Apparently President Barack Obama (D) isn't the only one who suffers from deficient intelligence officials.  Despite its seemingly many successes, even ISIS (Islamic State of Iraq and Syria)/ISIL (Islamic State of Iraq and Lebanon) surprised itself by conquering so much territory so quickly.  Well, that's what the ever knowledgeable State Department Spokeswoman, Marie Harf, revealed  to CNN's Wolf Blitzer.

"The president said, for a long time we've known about the serious threat from ISIL," Harf said. "But everyone, us, the Iraqis, even ISIS itself, was surprised by how quickly earlier this summer they were able to take territory in Iraq. They moved more quickly than anyone could have imagined. Assessing the will of a force to fight, the capability is one thing you can assess, but the will is a tough thing to assess. I know these are challenging assessments to do."

So challenging that even the ISIS/ISIL fighters couldn't assess their own will to fight and now, surprise! wherever their will took them, there they are.  Currently, their will of a force to fight, despite their inability to assess it, despite their underestimation of it, has taken them to the outskirts of the Iraqi capital of Baghdad, after slaughtering several hundred Iraqi overestimated soldiers a few days earlier, according to a Christian Anglican vicar there.

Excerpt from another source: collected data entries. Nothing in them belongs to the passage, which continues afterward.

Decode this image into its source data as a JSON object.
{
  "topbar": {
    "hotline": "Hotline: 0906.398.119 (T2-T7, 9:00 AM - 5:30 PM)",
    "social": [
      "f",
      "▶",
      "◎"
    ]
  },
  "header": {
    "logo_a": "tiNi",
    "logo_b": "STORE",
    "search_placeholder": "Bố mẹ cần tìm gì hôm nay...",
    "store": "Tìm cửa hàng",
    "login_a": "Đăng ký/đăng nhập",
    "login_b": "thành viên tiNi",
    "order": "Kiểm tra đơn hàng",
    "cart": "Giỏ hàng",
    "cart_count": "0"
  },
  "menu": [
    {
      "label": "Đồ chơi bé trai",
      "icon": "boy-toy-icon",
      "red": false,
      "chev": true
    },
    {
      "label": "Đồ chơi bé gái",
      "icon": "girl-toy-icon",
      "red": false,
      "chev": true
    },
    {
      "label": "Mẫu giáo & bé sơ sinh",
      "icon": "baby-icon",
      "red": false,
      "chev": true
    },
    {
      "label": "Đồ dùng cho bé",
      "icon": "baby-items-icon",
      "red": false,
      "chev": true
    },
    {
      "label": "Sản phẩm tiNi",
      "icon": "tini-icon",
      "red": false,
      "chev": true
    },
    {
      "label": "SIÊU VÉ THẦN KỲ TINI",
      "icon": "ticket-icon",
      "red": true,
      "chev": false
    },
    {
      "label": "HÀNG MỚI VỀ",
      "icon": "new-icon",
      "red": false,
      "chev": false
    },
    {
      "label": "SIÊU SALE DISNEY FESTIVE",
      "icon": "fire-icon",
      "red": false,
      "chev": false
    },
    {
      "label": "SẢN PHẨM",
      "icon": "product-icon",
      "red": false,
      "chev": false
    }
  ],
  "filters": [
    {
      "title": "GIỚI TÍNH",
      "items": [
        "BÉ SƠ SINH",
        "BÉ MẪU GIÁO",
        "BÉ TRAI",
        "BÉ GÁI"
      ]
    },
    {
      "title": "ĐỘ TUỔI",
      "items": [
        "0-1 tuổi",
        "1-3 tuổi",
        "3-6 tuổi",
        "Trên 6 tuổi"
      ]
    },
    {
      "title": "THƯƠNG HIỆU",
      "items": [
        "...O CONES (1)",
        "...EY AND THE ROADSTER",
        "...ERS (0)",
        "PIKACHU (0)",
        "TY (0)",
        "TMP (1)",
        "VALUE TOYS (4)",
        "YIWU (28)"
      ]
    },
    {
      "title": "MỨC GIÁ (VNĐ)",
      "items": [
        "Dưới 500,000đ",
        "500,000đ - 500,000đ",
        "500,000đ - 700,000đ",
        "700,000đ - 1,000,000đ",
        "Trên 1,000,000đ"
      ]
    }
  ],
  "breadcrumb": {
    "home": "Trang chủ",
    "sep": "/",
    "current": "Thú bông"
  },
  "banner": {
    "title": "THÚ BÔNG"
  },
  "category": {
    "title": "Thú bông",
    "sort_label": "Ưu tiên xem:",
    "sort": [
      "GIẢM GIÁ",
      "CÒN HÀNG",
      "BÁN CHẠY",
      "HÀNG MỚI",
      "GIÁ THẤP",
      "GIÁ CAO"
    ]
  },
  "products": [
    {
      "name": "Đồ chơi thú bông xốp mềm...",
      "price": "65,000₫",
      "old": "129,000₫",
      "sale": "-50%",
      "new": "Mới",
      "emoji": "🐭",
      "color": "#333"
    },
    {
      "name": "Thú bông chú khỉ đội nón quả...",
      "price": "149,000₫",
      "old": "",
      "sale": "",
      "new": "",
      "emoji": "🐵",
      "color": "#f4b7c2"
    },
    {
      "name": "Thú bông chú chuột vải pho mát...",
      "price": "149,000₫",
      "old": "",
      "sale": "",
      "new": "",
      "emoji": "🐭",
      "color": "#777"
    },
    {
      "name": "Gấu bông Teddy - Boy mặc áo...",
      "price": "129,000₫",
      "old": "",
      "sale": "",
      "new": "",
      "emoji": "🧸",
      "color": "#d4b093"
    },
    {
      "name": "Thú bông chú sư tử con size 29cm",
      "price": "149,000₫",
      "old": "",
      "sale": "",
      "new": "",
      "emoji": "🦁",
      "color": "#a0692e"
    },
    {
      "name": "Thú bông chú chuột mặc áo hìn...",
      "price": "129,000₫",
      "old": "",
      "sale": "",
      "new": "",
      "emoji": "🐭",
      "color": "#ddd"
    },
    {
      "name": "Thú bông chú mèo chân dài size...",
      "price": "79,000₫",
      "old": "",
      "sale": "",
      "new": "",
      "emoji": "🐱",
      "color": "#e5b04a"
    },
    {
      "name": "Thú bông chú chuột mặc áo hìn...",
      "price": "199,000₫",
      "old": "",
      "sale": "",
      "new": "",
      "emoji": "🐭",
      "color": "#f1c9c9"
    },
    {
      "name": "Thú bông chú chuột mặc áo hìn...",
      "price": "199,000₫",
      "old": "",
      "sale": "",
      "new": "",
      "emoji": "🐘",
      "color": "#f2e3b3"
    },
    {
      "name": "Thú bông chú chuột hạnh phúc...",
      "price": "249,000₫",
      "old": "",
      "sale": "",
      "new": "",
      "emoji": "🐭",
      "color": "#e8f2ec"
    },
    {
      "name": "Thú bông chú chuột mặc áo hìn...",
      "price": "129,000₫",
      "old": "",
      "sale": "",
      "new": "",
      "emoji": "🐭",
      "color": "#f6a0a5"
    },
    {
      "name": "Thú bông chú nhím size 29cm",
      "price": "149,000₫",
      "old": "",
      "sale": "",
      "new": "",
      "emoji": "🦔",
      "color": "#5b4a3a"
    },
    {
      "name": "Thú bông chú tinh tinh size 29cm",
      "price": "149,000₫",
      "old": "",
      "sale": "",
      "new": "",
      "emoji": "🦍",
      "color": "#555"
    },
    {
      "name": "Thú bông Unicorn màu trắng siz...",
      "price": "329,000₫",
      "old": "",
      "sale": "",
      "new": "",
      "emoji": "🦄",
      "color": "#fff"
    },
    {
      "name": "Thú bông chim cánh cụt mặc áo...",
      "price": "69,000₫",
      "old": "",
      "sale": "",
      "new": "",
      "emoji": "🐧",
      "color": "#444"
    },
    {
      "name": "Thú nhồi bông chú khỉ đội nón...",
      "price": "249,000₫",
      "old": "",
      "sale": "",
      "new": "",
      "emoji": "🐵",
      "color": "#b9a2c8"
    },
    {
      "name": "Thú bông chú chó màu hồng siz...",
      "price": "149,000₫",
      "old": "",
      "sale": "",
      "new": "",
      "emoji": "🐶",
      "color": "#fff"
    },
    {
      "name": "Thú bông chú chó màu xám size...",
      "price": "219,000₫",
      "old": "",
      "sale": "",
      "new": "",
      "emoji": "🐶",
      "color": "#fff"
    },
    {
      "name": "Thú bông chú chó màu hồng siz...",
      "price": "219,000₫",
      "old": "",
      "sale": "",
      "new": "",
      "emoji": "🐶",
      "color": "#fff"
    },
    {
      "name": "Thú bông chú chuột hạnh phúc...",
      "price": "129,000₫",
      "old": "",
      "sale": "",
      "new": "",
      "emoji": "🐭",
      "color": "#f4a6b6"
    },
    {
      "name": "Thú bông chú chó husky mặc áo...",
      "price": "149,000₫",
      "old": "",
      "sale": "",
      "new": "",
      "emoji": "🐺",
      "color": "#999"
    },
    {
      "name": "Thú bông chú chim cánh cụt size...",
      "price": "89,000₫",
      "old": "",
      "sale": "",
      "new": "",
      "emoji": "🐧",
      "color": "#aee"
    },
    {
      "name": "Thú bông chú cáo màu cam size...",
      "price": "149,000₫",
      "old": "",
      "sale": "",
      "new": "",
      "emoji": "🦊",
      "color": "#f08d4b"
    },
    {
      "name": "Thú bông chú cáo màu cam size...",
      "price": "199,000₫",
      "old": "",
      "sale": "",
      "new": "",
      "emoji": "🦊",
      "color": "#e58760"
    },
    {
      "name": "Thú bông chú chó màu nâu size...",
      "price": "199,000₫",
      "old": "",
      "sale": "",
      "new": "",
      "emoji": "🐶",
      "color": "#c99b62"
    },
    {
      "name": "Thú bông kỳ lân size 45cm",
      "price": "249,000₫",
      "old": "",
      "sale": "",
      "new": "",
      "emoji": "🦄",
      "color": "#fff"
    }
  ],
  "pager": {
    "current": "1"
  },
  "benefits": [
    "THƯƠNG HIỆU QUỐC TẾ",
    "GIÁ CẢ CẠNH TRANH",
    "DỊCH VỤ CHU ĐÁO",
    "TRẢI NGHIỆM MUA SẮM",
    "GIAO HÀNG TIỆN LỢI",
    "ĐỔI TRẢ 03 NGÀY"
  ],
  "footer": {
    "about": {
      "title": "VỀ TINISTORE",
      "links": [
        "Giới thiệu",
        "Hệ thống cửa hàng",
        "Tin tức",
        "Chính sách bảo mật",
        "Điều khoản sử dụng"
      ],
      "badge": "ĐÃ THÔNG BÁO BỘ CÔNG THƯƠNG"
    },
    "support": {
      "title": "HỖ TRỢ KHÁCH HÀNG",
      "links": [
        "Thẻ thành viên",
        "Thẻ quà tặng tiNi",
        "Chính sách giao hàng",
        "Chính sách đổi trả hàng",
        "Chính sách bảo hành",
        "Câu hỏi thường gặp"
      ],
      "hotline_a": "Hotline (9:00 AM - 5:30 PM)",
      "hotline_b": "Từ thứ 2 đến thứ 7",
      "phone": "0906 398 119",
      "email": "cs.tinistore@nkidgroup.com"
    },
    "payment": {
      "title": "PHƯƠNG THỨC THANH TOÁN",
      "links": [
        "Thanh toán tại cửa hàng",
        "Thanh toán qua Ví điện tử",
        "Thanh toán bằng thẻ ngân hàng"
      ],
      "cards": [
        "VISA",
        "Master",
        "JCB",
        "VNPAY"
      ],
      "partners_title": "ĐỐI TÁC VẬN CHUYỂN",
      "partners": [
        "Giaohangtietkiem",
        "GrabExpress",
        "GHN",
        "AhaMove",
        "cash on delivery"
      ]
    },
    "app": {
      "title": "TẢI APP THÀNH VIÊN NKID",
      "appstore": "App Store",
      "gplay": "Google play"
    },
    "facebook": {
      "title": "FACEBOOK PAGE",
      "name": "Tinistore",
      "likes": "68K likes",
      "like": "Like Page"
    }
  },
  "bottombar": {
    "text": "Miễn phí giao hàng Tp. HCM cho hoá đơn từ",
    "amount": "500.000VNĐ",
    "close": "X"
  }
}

"The Islamic State are now less than 2km (1.2 miles) away from entering Baghdad. They said it could never happen and now it almost has,” Canon Andrew White of the Foundation for Relief and Reconciliation in the Middle East, a British-based charity that supports Iraq’s only Anglican church in Baghdad, said on his Facebook page early Monday morning. “Obama says he overestimated what the Iraqi Army could do. Well, you only need to be here a very short while to know they can do very, very little.”

(snip)

The advance by ISIS toward Baghdad shows that the group isn't weakening despite U.S.-led airstrikes in Iraq. ISIS executed 300 Iraqi soldiers last week during their march toward the Iraqi capital and attempted to break into a prison in northern Baghdad.

This attack is very significant. It is the first infantry-like, complex, and penetrating attack in Baghdad city by ISIS since the fall of Mosul in June of this year," the Washington-based nonprofit Institute for the Study of War wrote on its website, referring to Iraq's second-largest city, which is in the Islamic State's hands. "ISIS likely carried out the attack to release some of the pressure it is facing as a result of the recent U.S. air campaign targeting its positions. The attack also signifies that, despite the heightened defenses of Baghdad in the aftermath of the fall of Mosul, ISIS is still able to carry out attacks in an area where it is unlikely to have active sleeper cells."

But maybe this is another case of underestimation.  Perhaps ISIS does develop active sleeper cells and improves its intelligence gathering by assessing its will of a force to fight.  Who knows what successes they will have.  Maybe they'll surprise themselves by underestimating and surprising us.  Here, in the US.